4 thoughts on “The Liminalist # 262: Houses in Motion (Discussing Morris Berman’s Wandering God with Tim K., # 3)”

  1. Interesting discussion. But when talking about nomadic, pre-agricultural humans two books always spring to mind:

    Born to Run; A Hidden Tribe, Super Athletes, and the Greatest Race the World Has Never Seen by Christopher McDougall

    and

    Sex at Dawn; The Prehistoric Origins of Modern Sexuality by Christopher Ryan and Cecilia Jethá

    Both touch on the state of pre-agricultural man (i.e., settled in one place) but from the different perspectives of sex and sport. Together, they paint an interesting picture of our recent origins.

    For example, part of the reason that tribes pass around children is because it is not entirely clear who the father is. And in a small nomadic group of about 50 people where possessions are shared and sexual favors often passed “promiscuously” amongst various members, does it even matter?

    In modern culture there is no such thing as being “a little bit pregnant” but amongst some tribes, once a young women began to have sexual intercoure with the men of the tribe then she was considered partially pregnant until an inevitable baby arrived. The idea being that each man’s semen (or man’s milk) feed the unseen fetus until after birth when the baby was feed by women’s milk.

    It was also considered possible that the various attributes of the various men might mix within the womb. One man be exceptionally kind or smart or strong or artistic, etc. The semen mixes in th womb and eventually the mother delivers a baby to the tribe. Sounds a little crazy to modern life but anthropology has documented such cultures.

    As for sport, in many ways nomadism is fundamental to the human species as running was one of our strongest weapons on the prairies and savannahs of yesteryear. But not speed running, rather distance running. Short distance, yes animals from cheetahs to rabbits can out run humans.

    But over long distance, humans are dominant. Did you know that in a race of 50 miles, man can beat a horse? Moreover, humans unlike other mammals can sweat as a means of temperature regulation. Other animals might be able to sprint away from humans…but they have to stop when their internal temperatures get too hot. Eventually over the span of 3–4 hours a small tribe of men hunters will chase down a pack of animals until the weakest members give up and collapse, an easy kill. Young men, of course, lead the hunt. Women, children and older tribe members followed along behind.

    Lastly, on another note, unrelated to the above two books, but on the question of infanticide, I always found it rather interesting that in ancient Rome the law provided that parents had the right to kill their children up through their second birthday. The idea being that by age 2, serious defects would make themselves known and people simply couldn’t risk raising a cripple in those harsh times.

    All in all, good discussion today. Bravo!

    Reply
  2. On cathexis, from Wikipedia:

    Freud defined cathexis as an allocation of libido, pointing out for example how dream thoughts were charged with different amounts of affect. A cathexis or allocation of emotional charge might be positive or negative, leading some of his followers to speak as well of a cathexis of mortido. Freud called a group of cathected ideas a complex.
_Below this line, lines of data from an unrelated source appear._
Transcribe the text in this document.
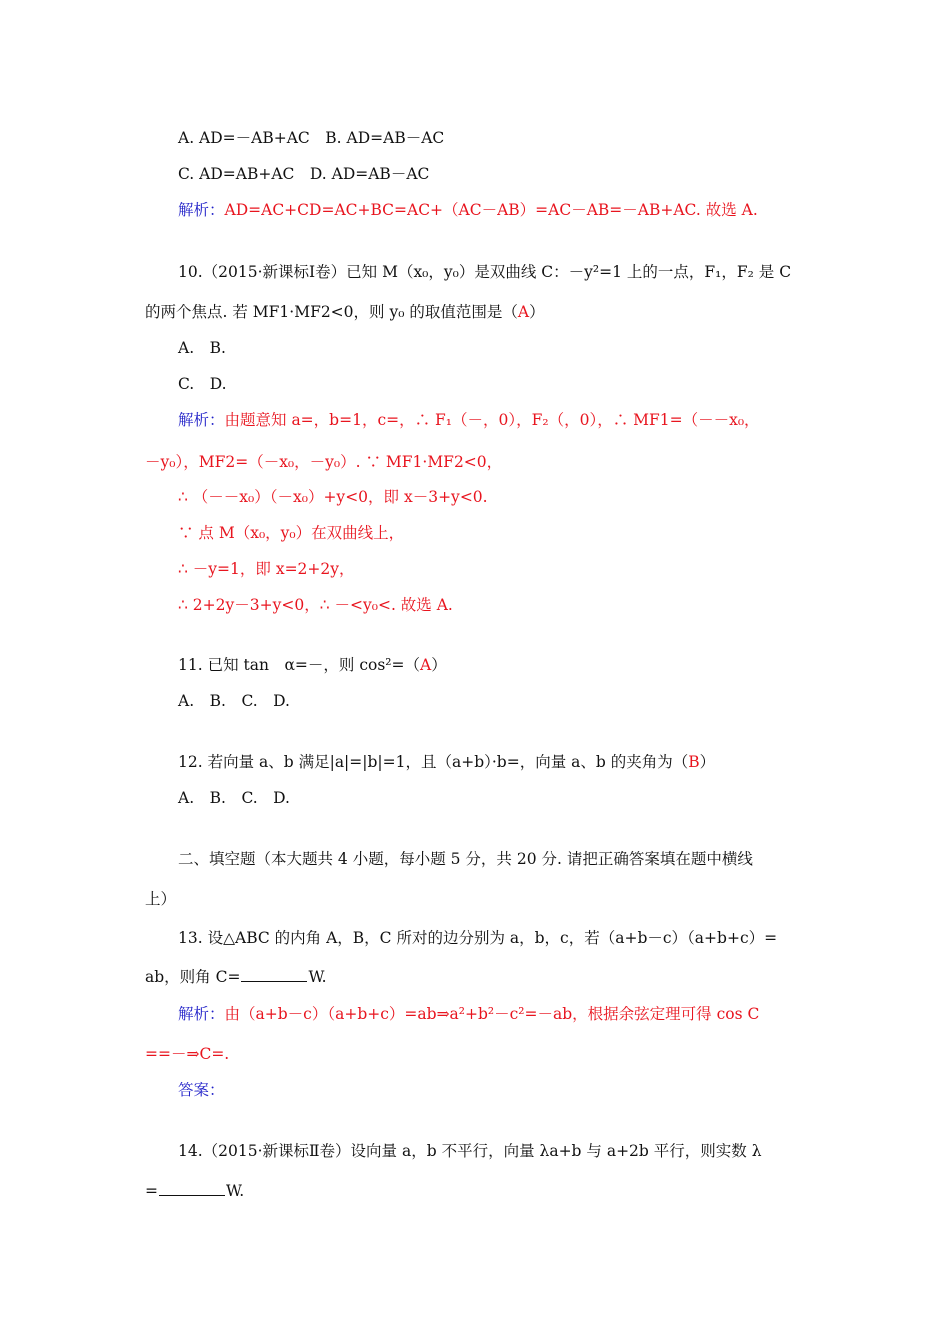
A. AD=－AB+AC　B. AD=AB－AC
C. AD=AB+AC　D. AD=AB－AC
解析：AD=AC+CD=AC+BC=AC+（AC－AB）=AC－AB=－AB+AC. 故选 A.
10.（2015·新课标Ⅰ卷）已知 M（x₀，y₀）是双曲线 C：－y²=1 上的一点，F₁，F₂ 是 C
的两个焦点. 若 MF1·MF2<0，则 y₀ 的取值范围是（A）
A.　B.
C.　D.
解析：由题意知 a=，b=1，c=，∴ F₁（－，0），F₂（，0），∴ MF1=（－－x₀，
－y₀），MF2=（－x₀，－y₀）. ∵ MF1·MF2<0，
∴ （－－x₀）（－x₀）+y<0，即 x－3+y<0.
∵ 点 M（x₀，y₀）在双曲线上，
∴ －y=1，即 x=2+2y，
∴ 2+2y－3+y<0，∴ －<y₀<. 故选 A.
11. 已知 tan　α=－，则 cos²=（A）
A.　B.　C.　D.
12. 若向量 a、b 满足|a|=|b|=1，且（a+b）·b=，向量 a、b 的夹角为（B）
A.　B.　C.　D.
二、填空题（本大题共 4 小题，每小题 5 分，共 20 分. 请把正确答案填在题中横线
上）
13. 设△ABC 的内角 A，B，C 所对的边分别为 a，b，c，若（a+b－c）（a+b+c）=
ab，则角 C=	W.
解析：由（a+b－c）（a+b+c）=ab⇒a²+b²－c²=－ab，根据余弦定理可得 cos C
==－⇒C=.
答案：
14.（2015·新课标Ⅱ卷）设向量 a，b 不平行，向量 λa+b 与 a+2b 平行，则实数 λ
=	W.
    Freud frequently described the functioning of psychosexual energies in quasi-physical terms, representing frustration of libidinal desires, for example, as a blockage of (cathected) energies which would eventually build up and require release in alternative ways. This release could occur, for example, by way of regression and the “re-cathecting” of former positions or fixations, or the autoerotic enjoyment (in phantasy) of former sexual objects: “object-cathexes”.

    Reply
  3. Excellent analysis and conversation. Drew me in. I’ll now binge watch a few Clint Eastwood movies while digesting your take on a few, all of which I’ve seen many times.
    About doing good despite our traumatic past, could be akin to spitting in the face of our abusers. “See, you couldn’t kill my soul.”